Stringo pugni e denti, mentre il numero 10 blucerchiato prende la palla e la sistema sul dischetto… la ragazzina, che mi ha aspettato a Milano, s’accorge della tensione che mi attanaglia e mi dice “ma quello è Luisito Suárez, il grande ex, stai tranquillo… è come se fosse già 4-4”… detto e fatto, portiere da una parte, pallone dall’altra…

Ha quasi 37 anni, ma “la classe non è acqua” e il galiziano Luis Suárez Miramontes ne è intriso, tanto che la mette subito in mostra da teenager nel Deportivo La Coruna, richiamando l’attenzione dei “blaugrana” del Barcellona, dove cresce all’ombra del mitico László Kubala, fino a diventare il più grande regista del calcio europeo, con tanto di assegnazione del “Pallone d’oro” di France Football nel 1960, primo spagnolo ad aggiudicarselo.

Ricco di cotanto blasone, segue l’anno dopo il “mago” Helenio Herrera all’Inter (che per fargli spazio libera l’idolo nerazzurro Angelillo, uno degli “angeli dalla faccia sporca” con Sivori e Maschio), con una mossa indovinata, che darà il via alla “grande” Inter (3 scudetti, 2 Coppe dei Campioni, 2 Intercontinentali)… “catenaccio” di Burgnich, Picchi e Guarneri, lancio millimetrico di 50 metri di Suárez a pescare Jair o Mazzola e così … è nato il “contropiede” !

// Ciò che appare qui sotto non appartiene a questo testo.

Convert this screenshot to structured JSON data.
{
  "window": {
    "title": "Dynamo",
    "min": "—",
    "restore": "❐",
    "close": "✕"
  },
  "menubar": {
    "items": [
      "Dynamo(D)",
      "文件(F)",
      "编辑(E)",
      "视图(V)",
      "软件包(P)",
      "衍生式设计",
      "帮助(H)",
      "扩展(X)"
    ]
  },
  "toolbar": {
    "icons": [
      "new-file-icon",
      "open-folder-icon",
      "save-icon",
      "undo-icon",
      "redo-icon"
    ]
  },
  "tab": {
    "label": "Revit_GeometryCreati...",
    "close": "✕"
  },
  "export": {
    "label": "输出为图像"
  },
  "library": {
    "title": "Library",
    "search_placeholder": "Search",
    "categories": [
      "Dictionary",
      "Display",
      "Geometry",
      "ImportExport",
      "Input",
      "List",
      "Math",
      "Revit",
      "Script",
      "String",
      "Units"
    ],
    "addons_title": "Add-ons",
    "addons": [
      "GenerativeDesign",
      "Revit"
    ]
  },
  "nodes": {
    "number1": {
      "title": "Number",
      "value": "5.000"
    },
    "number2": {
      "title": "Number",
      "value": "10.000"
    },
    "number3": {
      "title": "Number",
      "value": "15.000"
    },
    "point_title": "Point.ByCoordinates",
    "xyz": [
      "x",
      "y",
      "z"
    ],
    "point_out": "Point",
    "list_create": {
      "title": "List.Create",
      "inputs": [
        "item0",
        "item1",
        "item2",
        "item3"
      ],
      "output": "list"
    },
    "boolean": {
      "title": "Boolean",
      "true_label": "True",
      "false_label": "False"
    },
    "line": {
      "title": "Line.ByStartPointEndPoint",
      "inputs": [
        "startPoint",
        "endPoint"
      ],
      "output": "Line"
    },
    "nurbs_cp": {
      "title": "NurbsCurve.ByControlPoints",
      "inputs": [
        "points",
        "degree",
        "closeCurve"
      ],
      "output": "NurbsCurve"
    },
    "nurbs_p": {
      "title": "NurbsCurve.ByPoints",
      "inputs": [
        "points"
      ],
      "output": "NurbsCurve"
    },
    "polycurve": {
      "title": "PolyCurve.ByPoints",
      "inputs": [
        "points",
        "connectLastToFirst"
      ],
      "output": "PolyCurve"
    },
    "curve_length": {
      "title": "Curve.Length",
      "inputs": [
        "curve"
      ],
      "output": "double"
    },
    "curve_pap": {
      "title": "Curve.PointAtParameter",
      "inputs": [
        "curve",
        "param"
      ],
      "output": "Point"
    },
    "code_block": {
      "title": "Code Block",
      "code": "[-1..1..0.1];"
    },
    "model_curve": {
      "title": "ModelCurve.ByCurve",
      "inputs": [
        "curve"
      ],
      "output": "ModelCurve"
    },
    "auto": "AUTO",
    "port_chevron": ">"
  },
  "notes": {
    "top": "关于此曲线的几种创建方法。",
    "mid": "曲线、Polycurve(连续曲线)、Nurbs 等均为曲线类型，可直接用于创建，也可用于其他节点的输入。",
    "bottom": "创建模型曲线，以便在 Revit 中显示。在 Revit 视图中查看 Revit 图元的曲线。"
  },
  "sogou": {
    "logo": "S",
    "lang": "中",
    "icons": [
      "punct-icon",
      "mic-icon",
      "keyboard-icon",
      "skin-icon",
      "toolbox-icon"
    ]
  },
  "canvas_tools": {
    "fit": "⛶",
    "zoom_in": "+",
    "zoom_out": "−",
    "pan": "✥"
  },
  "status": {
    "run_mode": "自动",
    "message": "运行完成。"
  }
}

Nell’estate del ’70, ancorché richiesto dal Cagliari di Scopigno, fresco campione d’Italia e quindi con la prospettiva di giocare ancora in Coppa dei Campioni, Suárez (che Alfredo Di Stefano aveva soprannominato “El arquitecto”) sceglie di vestire il blucerchiato e lo indossa tanto bene, che torna persino a rivestire, a 37 anni, la ”camiseta roja” delle “furie rosse” spagnole, in una sfida a Salonicco contro la Grecia.

Insomma un indiscusso campione, un numero 10 atipico per gli anni ‘60/70… un direttore d’orchestra, dotato di classe cristallina, intelligenza e visione di gioco, ma anche di una “garra” non nel repertorio dei suoi omologhi, che anche a Genova, a fianco altri buoni giocatori come Battara, Lodetti, Salvi, il “bisontino” Cristin e Rocco Fotia, ha regalato ai tifosi tre salvezze consecutive e a chi scrive il piacere di aver visto a San Siro l’ultimo goal di questo “fidalgo” galiziano.